Why Ethereum Could Be Turning The Tides On Bitcoin
Fundstrat's Sean Farrell has been one of the most accurate analysts in crypto. Now, he says ETH is mounting a comeback
By: Zack Guzman
May 19, 2025
For much of the past two years, Ethereum has been the “forgotten” blue chip in crypto portfolios. Its messaging fell flat, Layer-2s siphoned activity away from the main chain, and a wave of short interest made it one of the least fun trades in the market.
But now, Ethereum’s fortunes may finally be turning — and Fundstrat Head of Digital Asset Strategy Sean Farrell thinks that trend could continue.
“We've been pretty sour on ETH for the better part of the past couple of years,” Farrell told Coinage. “But in early May, we started to see that ETH/BTC pair trade sideways in a pretty tight range."
That kind of relative strength — paired with a lack of any ETF hype or major catalyst — is what caught Farrell’s attention. “This was pretty organic,” he said, describing the recent ETH rally. “An instance of price discovery.”
The organic nature of the move is one key difference from past false starts in the ETH/BTC chart. While Farrell noted prior rallies in Ethereum were tied to catalysts like ETF speculation, this recent move appears to be rooted more in market structure and fundamentals — particularly capital flows.

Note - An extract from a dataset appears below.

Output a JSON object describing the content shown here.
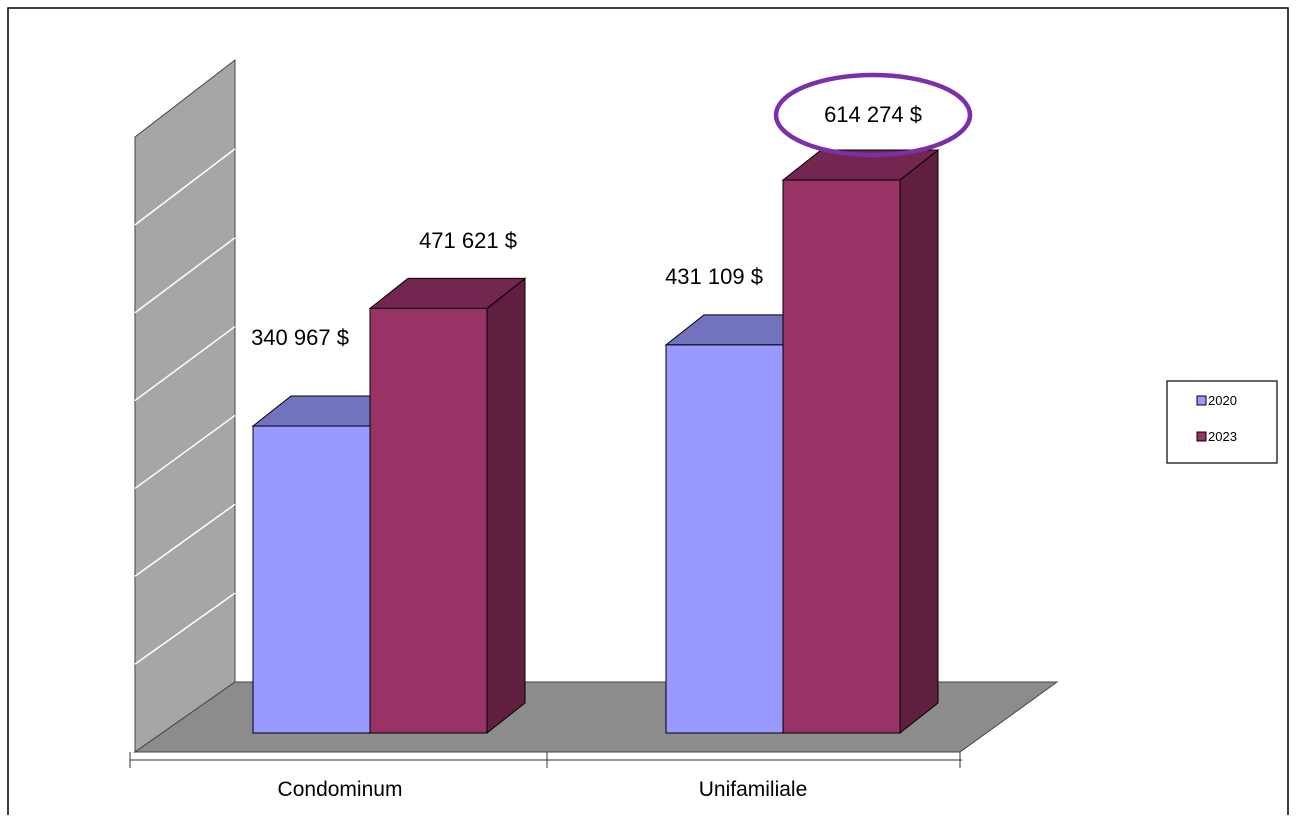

And even amid the exodus of activity to L2s like Coinbase’s Base chain, Farrell said there may be a “cultural and strategic shift” underway at the Ethereum Foundation itself, with renewed focus on L1 scalability.
“That might bring some more speculation to the L1 and just make the user experience a whole lot better,” he said.
From a price perspective, Farrell is watching the ETH/BTC 100-day moving average — and suggested that, all else equal, if Bitcoin stays flat around $104K, that puts ETH at $3,100 in the near term. And if BTC rallies, as Fundstrat expects it will, “that price target increases.”
So far, Ethereum’s breakout appears to be tracking closely with a broader shift in crypto risk appetite — something Farrell also flagged by looking at small-cap stock performance.
“If you look at the ETH/BTC pair, it's followed that small-cap S&P 500 relative pair pretty closely over the past couple of years,” he said. “And small caps bottomed around April 14th.” Interestingly, both continued to move in tandem and retreated in lock-step Monday morning.
Nonetheless, Farrell highlighted how Ethereum’s moves help anchor valuations across other L1s — most notably Solana. “All of these L1s are priced off of each other,” he said. “If ETH rallies, that increases the near-term upside for Solana.”
That’s especially significant as new ETH buyers step in — and short interest rolls off.
“ETH has also been heavily shorted,” Farrell added. “That’s been a structural headwind.”
But with shorts covering, institutional flows returning, and Ethereum’s fundamentals starting to catch up with price action, Farrell sees more room to run.
“I do think there is reason to be a little more optimistic,” he said.
And for the first time in a long time, Ethereum might finally be leading that optimism.